For the GREML analyses, the log reported the following descriptions when including PRS:

Performing REML analysis … (Note: may take hours depending on sample size).
1894 observations, 8 fixed effect(s), and 2 variance component(s)(including residual variance).

So there are 7 covariates and 1 intercept. Does this mean the t-test on beta shall be based on 1894-8, and the F test for R^2 shall be 1894-8+1, or will it be different given our sample includes related and unrelated individuals? Thank you again!

Conor is right, the degrees of freedom for the t-statistic is df = N-1-P (with N the number of observations, and P the number of parameters in the model).

From the gcta output, 1894-9-1=1884. Note that the variance component takes a degree of freedom too (you can think about it as estimating the variance, i.e. one extra parameter).

So the 1887 used in the script was a mistake, well spotted! This would have deserved a free cake or drink at an in person workshop. :cupcake:

That said, when the df is large (say greater than few hundreds or thousands) a small mistake like this barely changes the p-value.

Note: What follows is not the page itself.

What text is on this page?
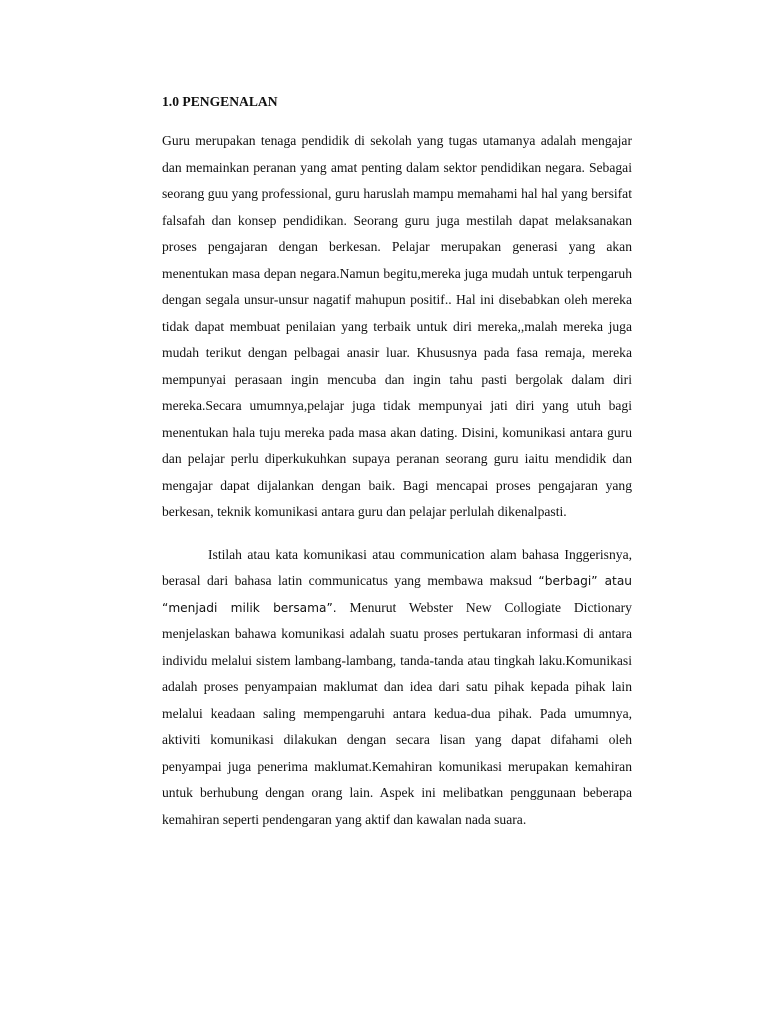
1.0 PENGENALAN

Guru merupakan tenaga pendidik di sekolah yang tugas utamanya adalah mengajar dan memainkan peranan yang amat penting dalam sektor pendidikan negara. Sebagai seorang guu yang professional, guru haruslah mampu memahami hal hal yang bersifat falsafah dan konsep pendidikan. Seorang guru juga mestilah dapat melaksanakan proses pengajaran dengan berkesan. Pelajar merupakan generasi yang akan menentukan masa depan negara.Namun begitu,mereka juga mudah untuk terpengaruh dengan segala unsur-unsur nagatif mahupun positif.. Hal ini disebabkan oleh mereka tidak dapat membuat penilaian yang terbaik untuk diri mereka,,malah mereka juga mudah terikut dengan pelbagai anasir luar. Khususnya pada fasa remaja, mereka mempunyai perasaan ingin mencuba dan ingin tahu pasti bergolak dalam diri mereka.Secara umumnya,pelajar juga tidak mempunyai jati diri yang utuh bagi menentukan hala tuju mereka pada masa akan dating. Disini, komunikasi antara guru dan pelajar perlu diperkukuhkan supaya peranan seorang guru iaitu mendidik dan mengajar dapat dijalankan dengan baik. Bagi mencapai proses pengajaran yang berkesan, teknik komunikasi antara guru dan pelajar perlulah dikenalpasti.

Istilah atau kata komunikasi atau communication alam bahasa Inggerisnya, berasal dari bahasa latin communicatus yang membawa maksud “berbagi” atau “menjadi milik bersama”. Menurut Webster New Collogiate Dictionary menjelaskan bahawa komunikasi adalah suatu proses pertukaran informasi di antara individu melalui sistem lambang-lambang, tanda-tanda atau tingkah laku.Komunikasi adalah proses penyampaian maklumat dan idea dari satu pihak kepada pihak lain melalui keadaan saling mempengaruhi antara kedua-dua pihak. Pada umumnya, aktiviti komunikasi dilakukan dengan secara lisan yang dapat difahami oleh penyampai juga penerima maklumat.Kemahiran komunikasi merupakan kemahiran untuk berhubung dengan orang lain. Aspek ini melibatkan penggunaan beberapa kemahiran seperti pendengaran yang aktif dan kawalan nada suara.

One last point, the likelihood ratio testing we use in OpenMx (e.g. compare nested models) relies a Chi2 test. Here, we can also use such test (thanks to the fact we have a high number of observations, and asymptotic equivalences of tests). Take (beta/SE)**2 as a test statistic, this follows a Chi2 distribution with 1 degree of freedom. This way you always get the df of the test correct!